C’est fatigant, toujours des questions, sans cesse, cette tête qui ne veut pas se mettre au repos.
Il y a une vingtaine de kilomètres qui séparent l’aéroport de l’hôtel, il y a largement de quoi tailler une bavette, mais lae chauffeureuse fait mine de ne pas comprendre le français.
Non plus.
Lae chauffeureuse ne doit sûrement pas être bien payé•e. De toute façon, pour que ces agences de voyage puissent toujours baisser les prix et les proposer au plus bas, il faut bien qu’il y ait des baisé·es. C’est sans doute le cas de ce taxi.
À travers les vitres de la voiture qui lae mène vers l’hôtel, iel est fasciné•e par le décor incroyable qui s’offre à ses yeux. En plus du paysage qui joue de couleurs entre les nuances de crème, de beige, les plus grands palmiers qu’iel ait jamais vus balancent des notes de vert. La température au sol avoisine les quarante degrés et un léger vent mesuré à environ dix kilomètres/heure pour rafraîchir un peu les fronts.
Au ciel, iel aperçoit de nombreuses ombres s’exercer aux plaisirs aériens, ULM, parachute. Chute libre. Le ciel est d’un bleu azur et aucun nuage n’est à portée de vue.

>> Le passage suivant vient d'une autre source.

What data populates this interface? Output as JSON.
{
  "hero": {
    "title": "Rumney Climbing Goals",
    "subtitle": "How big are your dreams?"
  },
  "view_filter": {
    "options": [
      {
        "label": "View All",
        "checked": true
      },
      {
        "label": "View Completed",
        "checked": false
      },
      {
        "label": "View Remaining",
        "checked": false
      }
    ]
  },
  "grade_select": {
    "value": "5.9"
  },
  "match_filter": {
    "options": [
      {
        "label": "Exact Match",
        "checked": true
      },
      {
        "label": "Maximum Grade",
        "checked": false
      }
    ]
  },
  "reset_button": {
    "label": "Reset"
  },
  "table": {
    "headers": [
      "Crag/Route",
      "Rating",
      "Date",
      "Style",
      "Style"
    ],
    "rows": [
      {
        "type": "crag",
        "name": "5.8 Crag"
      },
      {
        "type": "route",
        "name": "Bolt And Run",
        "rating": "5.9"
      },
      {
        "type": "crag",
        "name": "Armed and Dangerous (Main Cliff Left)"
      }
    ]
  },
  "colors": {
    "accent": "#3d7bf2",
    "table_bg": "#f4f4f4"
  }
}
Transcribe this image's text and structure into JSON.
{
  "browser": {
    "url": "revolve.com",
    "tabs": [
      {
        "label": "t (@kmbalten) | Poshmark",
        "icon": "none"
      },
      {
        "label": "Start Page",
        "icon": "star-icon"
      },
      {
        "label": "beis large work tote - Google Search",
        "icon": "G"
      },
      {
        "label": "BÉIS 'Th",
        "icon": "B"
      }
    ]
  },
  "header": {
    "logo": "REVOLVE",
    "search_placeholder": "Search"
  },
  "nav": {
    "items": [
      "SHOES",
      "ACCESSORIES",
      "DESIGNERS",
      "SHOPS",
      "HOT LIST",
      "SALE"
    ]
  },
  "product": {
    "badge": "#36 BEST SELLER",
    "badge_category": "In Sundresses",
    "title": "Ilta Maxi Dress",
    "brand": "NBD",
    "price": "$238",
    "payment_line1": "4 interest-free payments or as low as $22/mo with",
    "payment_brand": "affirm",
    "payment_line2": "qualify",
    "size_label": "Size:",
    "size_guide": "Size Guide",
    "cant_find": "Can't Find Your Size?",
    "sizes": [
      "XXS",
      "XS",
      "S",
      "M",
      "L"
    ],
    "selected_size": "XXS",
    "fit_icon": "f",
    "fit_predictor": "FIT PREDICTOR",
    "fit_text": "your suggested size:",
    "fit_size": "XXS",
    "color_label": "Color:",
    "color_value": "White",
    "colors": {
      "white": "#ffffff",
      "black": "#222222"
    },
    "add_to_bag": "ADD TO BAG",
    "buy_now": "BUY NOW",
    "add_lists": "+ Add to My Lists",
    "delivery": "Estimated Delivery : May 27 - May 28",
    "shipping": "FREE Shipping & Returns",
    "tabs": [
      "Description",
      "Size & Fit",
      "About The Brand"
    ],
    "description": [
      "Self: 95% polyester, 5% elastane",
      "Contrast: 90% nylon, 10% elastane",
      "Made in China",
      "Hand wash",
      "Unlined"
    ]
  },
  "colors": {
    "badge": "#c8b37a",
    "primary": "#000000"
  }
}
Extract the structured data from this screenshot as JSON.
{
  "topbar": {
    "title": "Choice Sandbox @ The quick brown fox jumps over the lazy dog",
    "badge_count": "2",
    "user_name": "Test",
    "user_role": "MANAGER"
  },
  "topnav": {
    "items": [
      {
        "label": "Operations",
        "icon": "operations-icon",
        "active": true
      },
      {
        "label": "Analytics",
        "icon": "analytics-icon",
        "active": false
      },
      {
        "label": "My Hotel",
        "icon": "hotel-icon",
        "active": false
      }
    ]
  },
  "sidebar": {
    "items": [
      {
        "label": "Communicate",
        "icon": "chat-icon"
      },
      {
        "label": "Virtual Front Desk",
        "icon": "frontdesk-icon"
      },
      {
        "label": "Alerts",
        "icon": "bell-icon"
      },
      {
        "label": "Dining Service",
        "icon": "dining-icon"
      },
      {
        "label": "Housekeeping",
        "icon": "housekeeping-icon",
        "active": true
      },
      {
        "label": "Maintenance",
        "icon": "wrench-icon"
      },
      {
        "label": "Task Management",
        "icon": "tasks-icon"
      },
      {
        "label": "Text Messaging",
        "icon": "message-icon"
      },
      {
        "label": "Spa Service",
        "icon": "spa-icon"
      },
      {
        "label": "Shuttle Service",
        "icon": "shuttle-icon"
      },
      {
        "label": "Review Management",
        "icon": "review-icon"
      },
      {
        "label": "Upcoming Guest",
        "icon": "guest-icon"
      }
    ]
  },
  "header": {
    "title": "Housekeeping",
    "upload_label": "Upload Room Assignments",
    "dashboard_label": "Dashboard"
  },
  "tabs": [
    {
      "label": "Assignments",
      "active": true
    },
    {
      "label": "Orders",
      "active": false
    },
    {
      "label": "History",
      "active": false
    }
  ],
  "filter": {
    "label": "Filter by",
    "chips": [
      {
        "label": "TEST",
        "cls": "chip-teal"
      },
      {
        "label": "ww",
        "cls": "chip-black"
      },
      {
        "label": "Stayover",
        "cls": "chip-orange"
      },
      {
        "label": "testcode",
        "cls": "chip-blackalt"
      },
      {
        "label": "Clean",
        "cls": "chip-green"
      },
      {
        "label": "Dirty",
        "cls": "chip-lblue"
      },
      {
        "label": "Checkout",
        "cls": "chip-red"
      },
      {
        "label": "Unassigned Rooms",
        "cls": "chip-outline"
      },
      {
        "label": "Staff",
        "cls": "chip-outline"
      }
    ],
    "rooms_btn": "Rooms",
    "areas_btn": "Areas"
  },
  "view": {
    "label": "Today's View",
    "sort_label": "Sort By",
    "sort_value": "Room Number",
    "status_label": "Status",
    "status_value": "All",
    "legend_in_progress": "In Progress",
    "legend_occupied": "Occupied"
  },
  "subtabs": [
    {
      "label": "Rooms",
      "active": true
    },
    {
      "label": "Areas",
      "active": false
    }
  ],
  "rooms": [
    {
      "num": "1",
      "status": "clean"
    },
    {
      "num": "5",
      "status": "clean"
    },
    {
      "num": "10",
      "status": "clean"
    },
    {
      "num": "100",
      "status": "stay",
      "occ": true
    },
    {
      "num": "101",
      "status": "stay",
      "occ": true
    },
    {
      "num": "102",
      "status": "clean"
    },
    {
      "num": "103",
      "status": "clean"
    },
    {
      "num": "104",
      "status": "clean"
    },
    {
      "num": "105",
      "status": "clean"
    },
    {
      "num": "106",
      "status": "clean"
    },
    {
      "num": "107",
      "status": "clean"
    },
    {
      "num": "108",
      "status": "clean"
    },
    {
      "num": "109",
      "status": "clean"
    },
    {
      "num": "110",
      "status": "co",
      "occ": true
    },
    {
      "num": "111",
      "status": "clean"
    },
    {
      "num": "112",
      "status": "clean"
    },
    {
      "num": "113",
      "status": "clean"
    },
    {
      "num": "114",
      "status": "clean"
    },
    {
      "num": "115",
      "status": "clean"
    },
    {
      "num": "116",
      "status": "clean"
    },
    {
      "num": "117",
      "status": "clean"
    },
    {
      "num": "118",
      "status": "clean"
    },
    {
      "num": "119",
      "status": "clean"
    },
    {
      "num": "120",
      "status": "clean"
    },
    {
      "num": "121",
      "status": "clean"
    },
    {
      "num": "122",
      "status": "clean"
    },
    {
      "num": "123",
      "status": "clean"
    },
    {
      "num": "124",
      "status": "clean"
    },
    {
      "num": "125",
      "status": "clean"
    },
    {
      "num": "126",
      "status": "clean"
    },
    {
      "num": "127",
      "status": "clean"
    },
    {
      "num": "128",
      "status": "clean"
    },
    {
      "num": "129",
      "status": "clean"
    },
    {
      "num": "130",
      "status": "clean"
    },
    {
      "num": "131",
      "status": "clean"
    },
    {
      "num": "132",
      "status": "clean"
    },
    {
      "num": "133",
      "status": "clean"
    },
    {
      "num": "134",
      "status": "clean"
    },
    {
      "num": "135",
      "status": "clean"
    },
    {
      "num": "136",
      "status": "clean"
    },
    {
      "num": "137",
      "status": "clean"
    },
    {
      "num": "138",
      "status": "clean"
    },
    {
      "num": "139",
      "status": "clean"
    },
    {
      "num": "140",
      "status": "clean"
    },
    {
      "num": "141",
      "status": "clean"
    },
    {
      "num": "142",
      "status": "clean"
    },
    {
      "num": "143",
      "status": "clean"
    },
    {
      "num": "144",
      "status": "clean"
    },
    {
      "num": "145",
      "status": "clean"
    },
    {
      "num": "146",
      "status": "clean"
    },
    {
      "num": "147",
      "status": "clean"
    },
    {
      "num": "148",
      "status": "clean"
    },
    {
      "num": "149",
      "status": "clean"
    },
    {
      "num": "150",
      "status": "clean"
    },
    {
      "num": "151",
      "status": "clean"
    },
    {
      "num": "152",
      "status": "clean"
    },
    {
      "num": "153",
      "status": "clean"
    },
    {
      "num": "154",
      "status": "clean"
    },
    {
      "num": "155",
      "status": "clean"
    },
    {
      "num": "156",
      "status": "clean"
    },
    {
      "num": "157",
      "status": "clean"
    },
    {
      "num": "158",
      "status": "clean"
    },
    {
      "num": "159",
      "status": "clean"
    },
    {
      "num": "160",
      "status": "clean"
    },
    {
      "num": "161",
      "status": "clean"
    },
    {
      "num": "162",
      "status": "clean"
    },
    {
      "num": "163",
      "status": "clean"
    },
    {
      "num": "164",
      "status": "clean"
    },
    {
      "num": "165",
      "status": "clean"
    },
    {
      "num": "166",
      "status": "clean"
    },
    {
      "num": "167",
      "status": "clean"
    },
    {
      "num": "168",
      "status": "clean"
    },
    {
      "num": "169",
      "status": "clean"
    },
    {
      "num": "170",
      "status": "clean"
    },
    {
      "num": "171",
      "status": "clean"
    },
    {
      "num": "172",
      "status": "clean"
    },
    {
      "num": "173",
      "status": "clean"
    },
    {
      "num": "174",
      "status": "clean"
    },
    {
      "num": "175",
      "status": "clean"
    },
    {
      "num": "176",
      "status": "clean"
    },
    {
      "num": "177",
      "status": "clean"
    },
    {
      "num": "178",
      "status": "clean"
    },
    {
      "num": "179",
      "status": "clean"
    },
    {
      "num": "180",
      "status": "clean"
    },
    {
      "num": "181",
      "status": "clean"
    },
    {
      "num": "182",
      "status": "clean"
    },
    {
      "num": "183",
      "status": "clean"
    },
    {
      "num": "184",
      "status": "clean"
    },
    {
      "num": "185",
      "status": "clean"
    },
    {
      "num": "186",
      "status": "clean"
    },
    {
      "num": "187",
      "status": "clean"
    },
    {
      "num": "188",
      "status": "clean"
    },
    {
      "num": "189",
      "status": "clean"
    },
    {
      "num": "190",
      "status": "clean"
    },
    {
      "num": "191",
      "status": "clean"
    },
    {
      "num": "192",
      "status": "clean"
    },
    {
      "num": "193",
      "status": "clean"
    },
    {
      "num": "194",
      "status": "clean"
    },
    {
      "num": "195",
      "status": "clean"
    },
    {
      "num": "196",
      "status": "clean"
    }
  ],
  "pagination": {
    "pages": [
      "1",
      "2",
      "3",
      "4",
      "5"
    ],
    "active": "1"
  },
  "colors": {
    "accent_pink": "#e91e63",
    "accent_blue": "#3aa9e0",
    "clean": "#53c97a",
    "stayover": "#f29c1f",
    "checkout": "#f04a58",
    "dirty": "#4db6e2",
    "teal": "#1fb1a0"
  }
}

Enfin le taxi arrive à bon port et lae dépose au « Client heureux ». C’est un hôtel, certes luxueux à en croire le groom à l’entrée, mais l’architecture du bâtiment rappelle toutes les autres bâtisses du monde touristique : informelle, grande, froide, dévisageant la place. Le groom de l’entrée l’accompagne jusqu’à sa chambre, servi•e par de très nombreux « À votre service Mondame », « Tout ce que vous voudrez Mondame ». Comme il est poli, comme tout le personnel semble aimable !
Située au quatrième étage, la chambre a une vue sur la grand place Jemaa el-fna. Le temps de ranger sa valisette, de se donner un petit coup d’eau fraîche sur le visage et iel est attendu·e par tout le personnel pour la coupe de l’amitié.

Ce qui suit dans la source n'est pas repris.